On 22 January 2018 the Warsaw Regional Administrative Court gave two decisions and rejected the applicants ’ appeals as inadmissible in law. The court held that the letter of the Head of the Parliament Security Service did not constitute an administrative decision. The parliament security was a uniformed formation directly subordinate to the Sejm ’ s Speaker ( Marszałek Sejmu ). Therefore, the Head of the Parliament Security Service was not an administrative authority and his decisions could not be challenged before the administrative courts.

The applicants lodged cassation appeals against these decisions. In particular they complained, relying on the Constitution and the Convention, that they did not have access to a court in order to challenge the decision banning them from entering the Sejm.

On 16 November 2018 the Supreme Administrative Court dismissed the cassation appeals. The court endorsed the reasoning of the Regional Court. It further noted that, according to the Rules of Procedure of the Sejm ( Regulamin Sejmu ), there was no right for members of the public to participate in parliamentary sessions and the decision in that respect was left to a competent authority.

Article 61 of the Constitution, in so far as relevant, provides:

“1. Each citizen shall have the right to obtain information on the activities of organs of public authority as well as persons discharging public functions. Such right shall also include the obtaining of information on the activities of self-governing economic or professional organs, and other persons or organisational units, relating to the field in which they perform the duties of public authorities and manage municipal assets or property of the State Treasury.

2. The right to obtain information shall encompass the right of access to documents and entry to sittings of collective organs of public authority formed by universal suffrage, with the opportunity to make sound and visual recordings.

3. Limitations upon the rights referred to in paragraphs 1 and 2 above may be imposed by statute solely to protect the freedoms and rights of other persons ... public order, security, or important economic interests of the State.”

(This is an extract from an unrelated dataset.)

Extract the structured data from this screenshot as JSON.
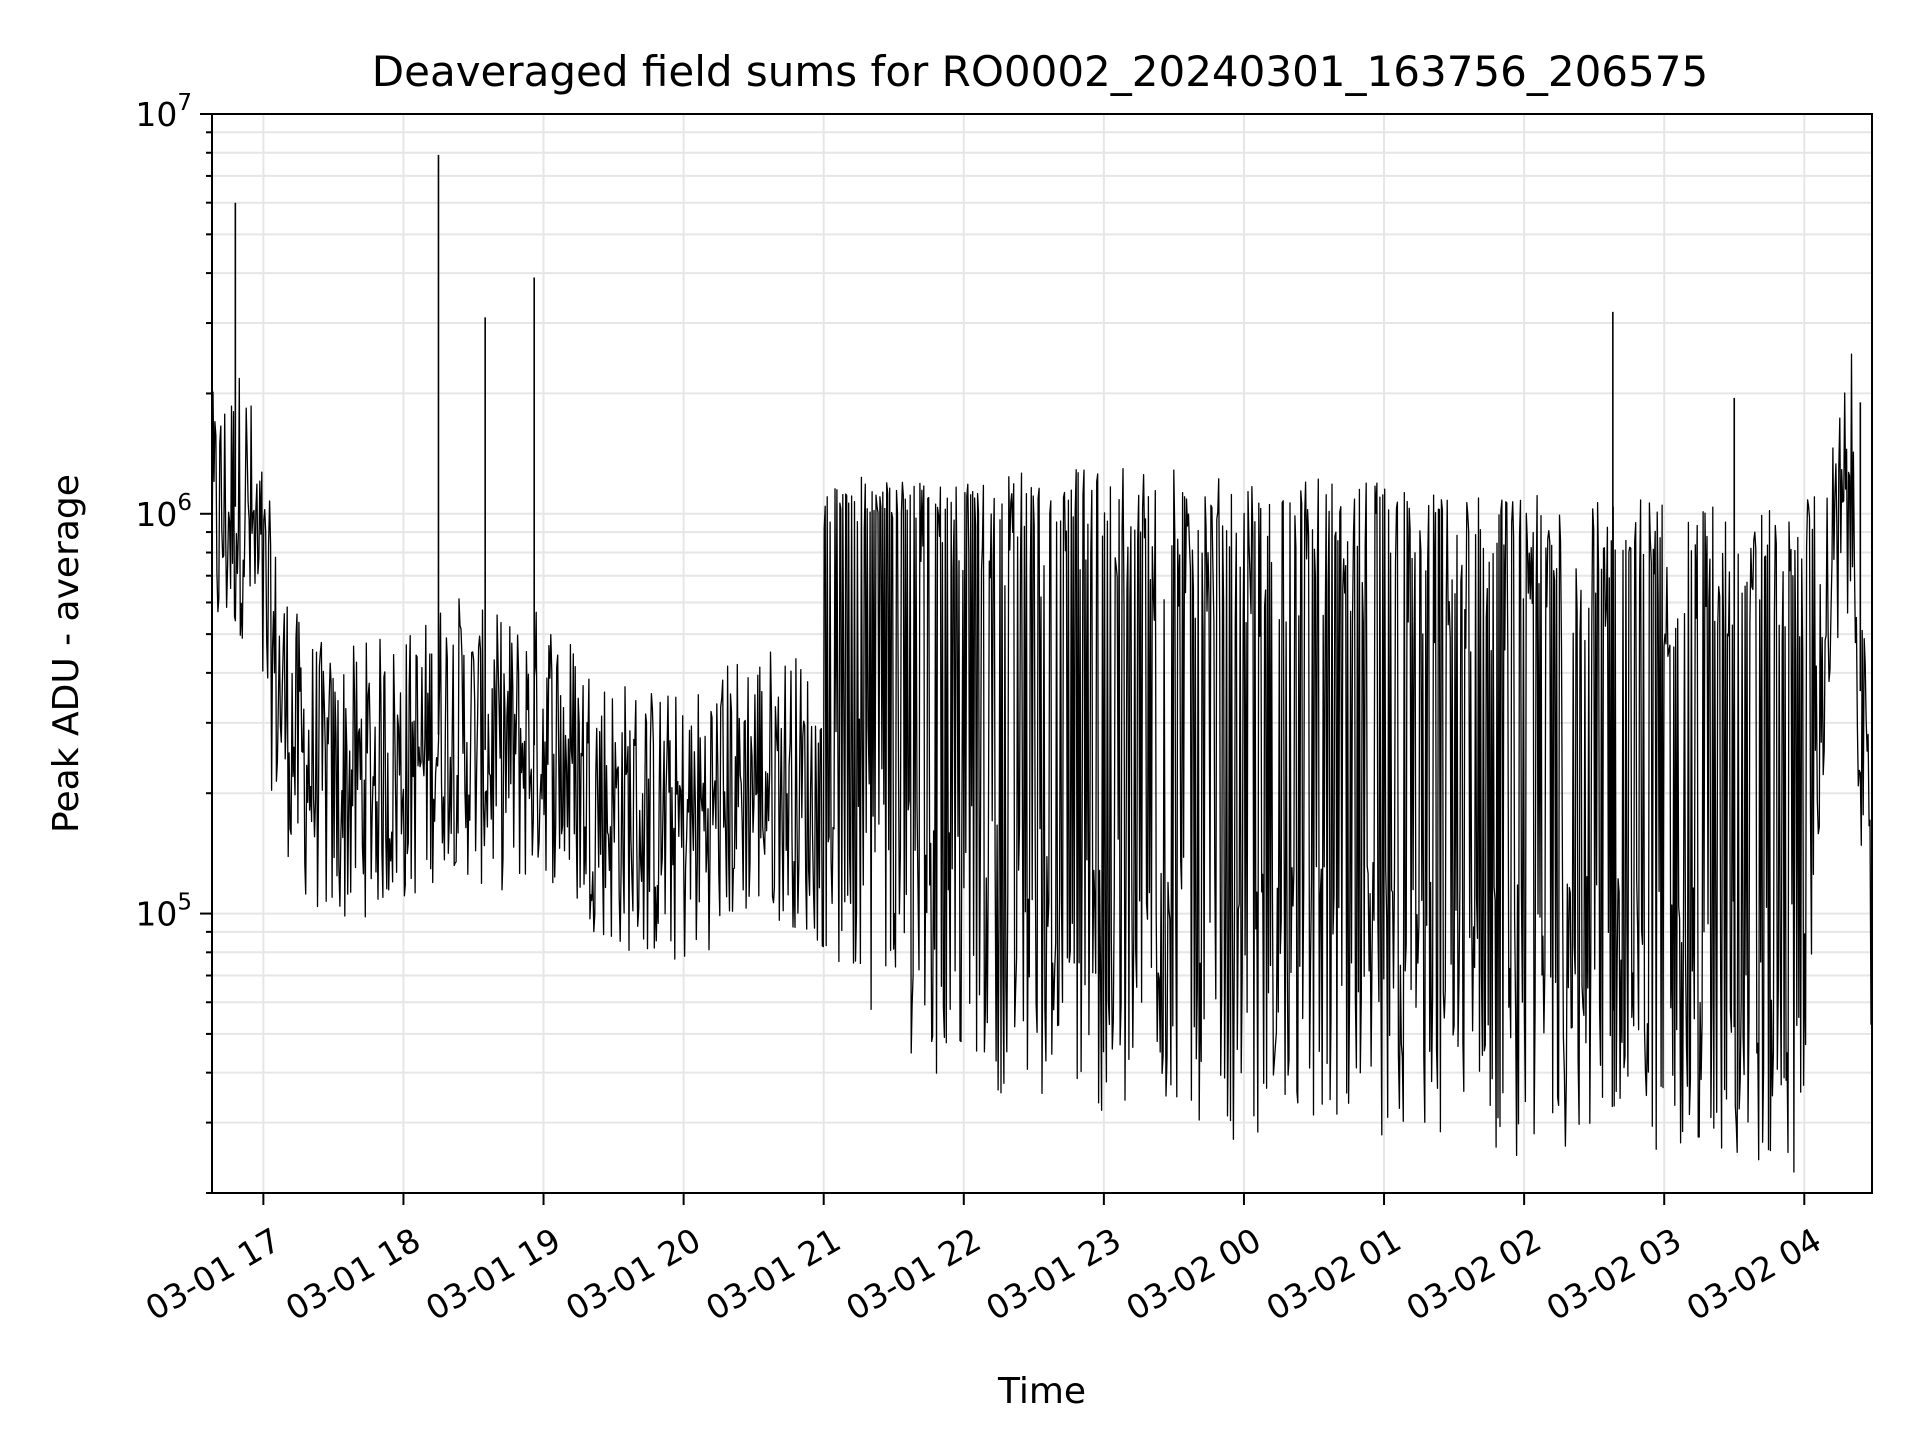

Pursuant to the Rules of Procedure of the Sejm of 30 July 1992, members of the public may watch the Sejm debates from the public gallery in accordance with the rules specified by the Speaker of the Sejm.

On 9 January 2008 the Speaker of the Sejm issued an ordinance on access to buildings managed by the Chancellery of the Sejm and access and entry to the grounds under the management of the Chancellery of the Sejm ( w sprawie wstępu do budynków pozostających w zarządzie Kancelarii Sejmu oraz wstępu i wjazdu na tereny pozostające w zarządzie Kancelarii Sejmu ). The ordinance provides that for valid reasons, namely to maintain order and guarantee safety, the Head of the Parliament Security Service may temporarily ban access to the Sejm buildings and grounds. In particular, this may occur if the person concerned does not respect the internal regulations, disturbs order or undermines the dignity of the Sejm.

COMPLAINTS

1. The applicants complain that the restrictions imposed on their access to the Sejm buildings constitute a breach of their rights guaranteed by Article 10 of the Convention.

2. They further maintain, relying on Articles 6, 10 and 13 of the Convention, that they did not have an effective remedy in respect of their complaints under Article 10 of the Convention.

QUESTIONS TO THE PARTIES

1. Has there been an interference with the applicants ’ freedom of expression and/or peaceful assembly within the meaning of Article 10 § 1 and/or Article 11 § 1 of the Convention?

2. If so, was that interference justified unde r Article 10 § 2 and/or Article 11 § 2 of the Convention (compare, Tatár and Fáber v. Hungary , nos. 26005/08 and 26160/08, 12 June 2012 and Selmani and Others v. the former Yugoslav Republic of Macedonia , no. 67259/14, 9 February 2017 )?